The children’s performances are beautifully judged, and show quite clearly how everyday family life and ordinary childhood continue even as myth and accusation start to swirl.
Anya Taylor-Joy as Thomasin encapsulates that particular air of womanhood that arrives as childhood ends. Ellie Granger and Lucas Dawson, as twins Mercy and Jonas, are impressively natural; inquisitive with that childlike busybodiness, chattering away in northern English accents, laughing and giggling then making accusations of witchcraft. Harvey Scrimshaw as Caleb has several difficult scenes where he may be possessed and is utterly believable in his beliefs.
It’s a muted yet beautiful movie. Clothing in greys, creams and taupes; with the woods having that dull but open look as tall silver tree trunks soar to the heavens, just enough light getting through to the forest floor. Everything is rather dour, but very clean; cleanliness being next to godliness for Puritans, no doubt.
While The Witch could be seen as both a psychological and a satanic story, it works best to think of it as a mix of the two.
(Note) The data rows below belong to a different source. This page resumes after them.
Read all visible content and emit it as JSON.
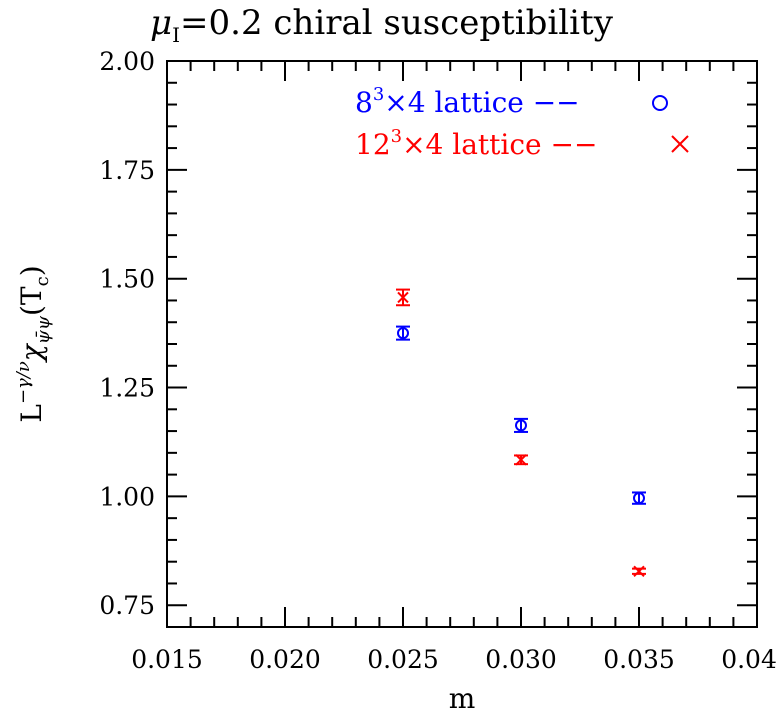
{
  "chart_data": {
    "type": "scatter",
    "title": {
      "mu": "μ",
      "mu_sub": "I",
      "rest": "=0.2 chiral susceptibility"
    },
    "xlabel": "m",
    "ylabel": {
      "base": "L",
      "exp": "−γ/ν",
      "chi": "χ",
      "chi_sub": "ψ̄ψ",
      "arg_open": "(T",
      "arg_sub": "c",
      "arg_close": ")"
    },
    "xlim": [
      0.015,
      0.04
    ],
    "ylim": [
      0.7,
      2.0
    ],
    "x_ticks": [
      0.015,
      0.02,
      0.025,
      0.03,
      0.035,
      0.04
    ],
    "x_tick_labels": [
      "0.015",
      "0.020",
      "0.025",
      "0.030",
      "0.035",
      "0.040"
    ],
    "y_ticks": [
      0.75,
      1.0,
      1.25,
      1.5,
      1.75,
      2.0
    ],
    "y_tick_labels": [
      "0.75",
      "1.00",
      "1.25",
      "1.50",
      "1.75",
      "2.00"
    ],
    "grid": false,
    "legend_position": "top-right",
    "series": [
      {
        "name": {
          "lead": "8",
          "sup": "3",
          "rest": "×4 lattice  −−"
        },
        "color": "#0000ff",
        "marker": "circle",
        "points": [
          {
            "x": 0.025,
            "y": 1.375,
            "err": 0.015
          },
          {
            "x": 0.03,
            "y": 1.163,
            "err": 0.015
          },
          {
            "x": 0.035,
            "y": 0.996,
            "err": 0.013
          }
        ]
      },
      {
        "name": {
          "lead": "12",
          "sup": "3",
          "rest": "×4 lattice  −−"
        },
        "color": "#ff0000",
        "marker": "cross",
        "points": [
          {
            "x": 0.025,
            "y": 1.457,
            "err": 0.018
          },
          {
            "x": 0.03,
            "y": 1.084,
            "err": 0.01
          },
          {
            "x": 0.035,
            "y": 0.828,
            "err": 0.006
          }
        ]
      }
    ]
  }
}
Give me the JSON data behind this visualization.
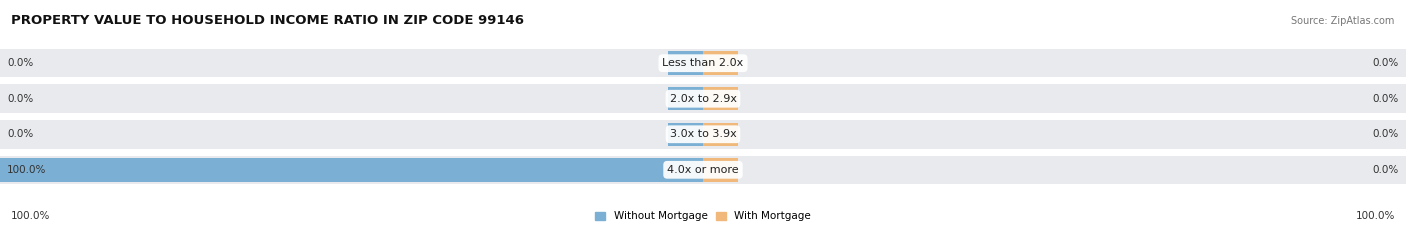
{
  "title": "PROPERTY VALUE TO HOUSEHOLD INCOME RATIO IN ZIP CODE 99146",
  "source": "Source: ZipAtlas.com",
  "categories": [
    "Less than 2.0x",
    "2.0x to 2.9x",
    "3.0x to 3.9x",
    "4.0x or more"
  ],
  "without_mortgage": [
    0.0,
    0.0,
    0.0,
    100.0
  ],
  "with_mortgage": [
    0.0,
    0.0,
    0.0,
    0.0
  ],
  "color_without": "#7bafd4",
  "color_with": "#f0b87a",
  "bar_bg_color": "#e8eaed",
  "axis_label_left": "100.0%",
  "axis_label_right": "100.0%",
  "legend_without": "Without Mortgage",
  "legend_with": "With Mortgage",
  "stub_size": 5.0,
  "figsize": [
    14.06,
    2.33
  ],
  "dpi": 100
}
The witch is real, but that doesn’t mean the family won’t respond in the way that they do, making things worse for themselves with accusations as they flounder (“you reek of evil” says Katherine to Thomasin, her own daughter). The sense of ugly menace grows gradually but inexorably – banal remarks are misconstrued, prayer isn’t working – with the family clearly able to destroy itself with no help needed from any sorcery.
Stories from the past are often retold to stop history repeating itself, though sadly despite the repeated use of witches and witchcraft in movies I don’t see any drop-off in the demonisation of older women by people who are no different to the finger pointers in funny hats 500 years ago. Self righteousness remains.
Still, although films about the victimisation of older women living alone and running their own lives are a hard watch, at least it means an over-40s actress gets a job.